Example Scenarios Utilizing ProxyTeller
In this section we show indicative scenarios for which ProxyTeller can be called to provide an answer. The scenarios are:
Single Web Origin Server with Proxies / Full Replicas. Consider a small organization, with a single web origin server, and its need to decide where to place proxy servers within the network to improve the efficiency of content delivery to clients. Supplying the expected workload (i.e., the web servers' trace file for a period of time), and the network topology to ProxyTeller, the tool can compute the best placement based on the expressed needs (i.e., how many proxy servers the organization can afford). Similarly, ProxyTeller can be called to place full replicas, instead of proxies, able to store all objects of the web origin server.

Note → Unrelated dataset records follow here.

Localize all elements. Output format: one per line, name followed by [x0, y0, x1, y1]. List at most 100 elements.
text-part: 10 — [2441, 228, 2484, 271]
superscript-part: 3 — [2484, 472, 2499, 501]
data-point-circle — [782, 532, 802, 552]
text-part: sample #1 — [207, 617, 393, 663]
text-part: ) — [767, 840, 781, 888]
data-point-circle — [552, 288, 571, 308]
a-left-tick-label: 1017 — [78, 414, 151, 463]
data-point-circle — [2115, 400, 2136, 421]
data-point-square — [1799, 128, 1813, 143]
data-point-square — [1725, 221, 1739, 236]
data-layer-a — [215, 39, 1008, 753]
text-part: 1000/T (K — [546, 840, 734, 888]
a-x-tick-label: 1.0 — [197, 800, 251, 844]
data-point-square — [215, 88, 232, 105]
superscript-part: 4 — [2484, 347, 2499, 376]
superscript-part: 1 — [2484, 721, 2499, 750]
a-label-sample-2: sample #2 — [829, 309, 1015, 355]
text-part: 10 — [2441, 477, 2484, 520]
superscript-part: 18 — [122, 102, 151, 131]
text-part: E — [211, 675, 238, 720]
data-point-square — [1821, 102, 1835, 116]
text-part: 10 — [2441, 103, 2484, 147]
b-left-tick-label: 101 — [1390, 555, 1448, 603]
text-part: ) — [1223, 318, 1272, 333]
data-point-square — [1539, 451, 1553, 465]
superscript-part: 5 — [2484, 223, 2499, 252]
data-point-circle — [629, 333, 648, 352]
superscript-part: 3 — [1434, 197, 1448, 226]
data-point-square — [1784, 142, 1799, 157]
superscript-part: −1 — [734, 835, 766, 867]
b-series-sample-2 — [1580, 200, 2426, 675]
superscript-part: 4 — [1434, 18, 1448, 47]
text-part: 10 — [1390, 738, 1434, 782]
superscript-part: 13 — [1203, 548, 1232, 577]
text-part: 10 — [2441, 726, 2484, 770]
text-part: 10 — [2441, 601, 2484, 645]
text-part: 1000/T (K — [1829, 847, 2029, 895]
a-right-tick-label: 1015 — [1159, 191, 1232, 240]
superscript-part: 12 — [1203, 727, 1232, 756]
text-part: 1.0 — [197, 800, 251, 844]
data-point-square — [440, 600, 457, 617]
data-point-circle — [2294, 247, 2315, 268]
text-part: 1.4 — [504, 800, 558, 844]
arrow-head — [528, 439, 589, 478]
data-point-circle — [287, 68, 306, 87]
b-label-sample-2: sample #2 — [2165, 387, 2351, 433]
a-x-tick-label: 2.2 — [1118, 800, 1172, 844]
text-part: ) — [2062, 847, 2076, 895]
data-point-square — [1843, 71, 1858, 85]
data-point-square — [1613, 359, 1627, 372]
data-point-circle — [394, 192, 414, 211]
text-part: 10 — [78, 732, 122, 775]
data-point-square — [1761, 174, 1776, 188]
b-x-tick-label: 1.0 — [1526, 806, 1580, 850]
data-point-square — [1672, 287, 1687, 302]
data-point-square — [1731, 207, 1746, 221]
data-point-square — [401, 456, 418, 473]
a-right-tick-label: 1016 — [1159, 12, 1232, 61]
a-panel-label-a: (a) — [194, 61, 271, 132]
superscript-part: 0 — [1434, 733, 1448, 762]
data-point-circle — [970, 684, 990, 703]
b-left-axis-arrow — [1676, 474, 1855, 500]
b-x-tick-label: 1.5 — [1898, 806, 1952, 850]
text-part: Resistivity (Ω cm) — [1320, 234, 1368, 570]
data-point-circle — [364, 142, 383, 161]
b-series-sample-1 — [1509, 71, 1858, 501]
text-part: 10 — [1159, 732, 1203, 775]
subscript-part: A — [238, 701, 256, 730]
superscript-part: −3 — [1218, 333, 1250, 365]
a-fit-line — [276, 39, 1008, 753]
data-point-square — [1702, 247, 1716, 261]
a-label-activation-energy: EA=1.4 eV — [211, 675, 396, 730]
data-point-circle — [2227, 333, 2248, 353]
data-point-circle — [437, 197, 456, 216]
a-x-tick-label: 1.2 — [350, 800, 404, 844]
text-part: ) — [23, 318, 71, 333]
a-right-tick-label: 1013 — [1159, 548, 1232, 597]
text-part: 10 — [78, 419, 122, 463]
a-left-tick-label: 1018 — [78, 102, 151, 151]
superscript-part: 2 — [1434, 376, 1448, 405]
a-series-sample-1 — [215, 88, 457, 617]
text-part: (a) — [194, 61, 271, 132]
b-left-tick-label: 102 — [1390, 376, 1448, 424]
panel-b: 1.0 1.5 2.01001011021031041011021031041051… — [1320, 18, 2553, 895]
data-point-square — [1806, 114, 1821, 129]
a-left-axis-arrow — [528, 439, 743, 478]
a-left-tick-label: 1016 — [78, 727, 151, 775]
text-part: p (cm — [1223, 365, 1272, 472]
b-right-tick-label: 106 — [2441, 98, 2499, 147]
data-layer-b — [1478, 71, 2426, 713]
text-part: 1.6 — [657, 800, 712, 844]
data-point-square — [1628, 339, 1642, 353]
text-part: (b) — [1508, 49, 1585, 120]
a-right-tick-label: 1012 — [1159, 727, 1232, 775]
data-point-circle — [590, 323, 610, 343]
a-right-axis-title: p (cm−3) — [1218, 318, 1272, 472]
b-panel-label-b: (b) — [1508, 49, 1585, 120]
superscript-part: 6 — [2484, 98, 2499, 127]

Several Web Origin Servers with Proxies / Full Replicas. This scenario could emerge when there are many web origin servers storing different content. For example, a large CDN may wish to decide where to place reverse proxies and/or full replicas within its network to improve efficiency.
Incremental improvement: Adding Surrogate Servers and/or Full Replicas in CDNs . Within a CDN the goal can be to improve further the overall performance by placing surrogate and/or full replica servers.
The results of ProxyTeller can be used to decide whether it is preferable to place surrogate servers vs full replicas.
ProxyTeller is a novel tool guiding the efficient placement of web proxies for the efficiency of content delivery. ProxyTeller is based on two pillars: (i) on a study of the performance impact of different algorithms/mechanisms for web proxy cache replacement, and (ii) the adaption of full-server replica placement algorithms into a proxy (partial replica) placement setting and testing their performance, given the results from (i).
The tool can be used for both forward and reverse proxies and, we hope, it will be of real use to the organizations maintaining them. We note that our approach with respect to the efficient content delivery problem within the framework of CDNs is different than the one employed by works focusing on content placement. Instead of continuously deciding which objects to replicate and where, we decide how many proxies to place and where, with each proxy employing internally the best algorithms/mechanisms for deciding which objects to have in its cache, given the specific circumstances (cache size, access skews), utilizing thus the wealth of previous research results.
We have implemented the tool, making it available through the internet to the community [2]. Our ultimate goal is to accumulate and combine related research results, which form its basis (i.e., new results on the performance of various mechanisms improving the performance of single proxies, improving/extending the cache replacement problem solution chart, and new results for server/proxy placement), make it available to all, and provide the infrastructure to utilize it in order answer key questions faced in the context of efficient content delivery.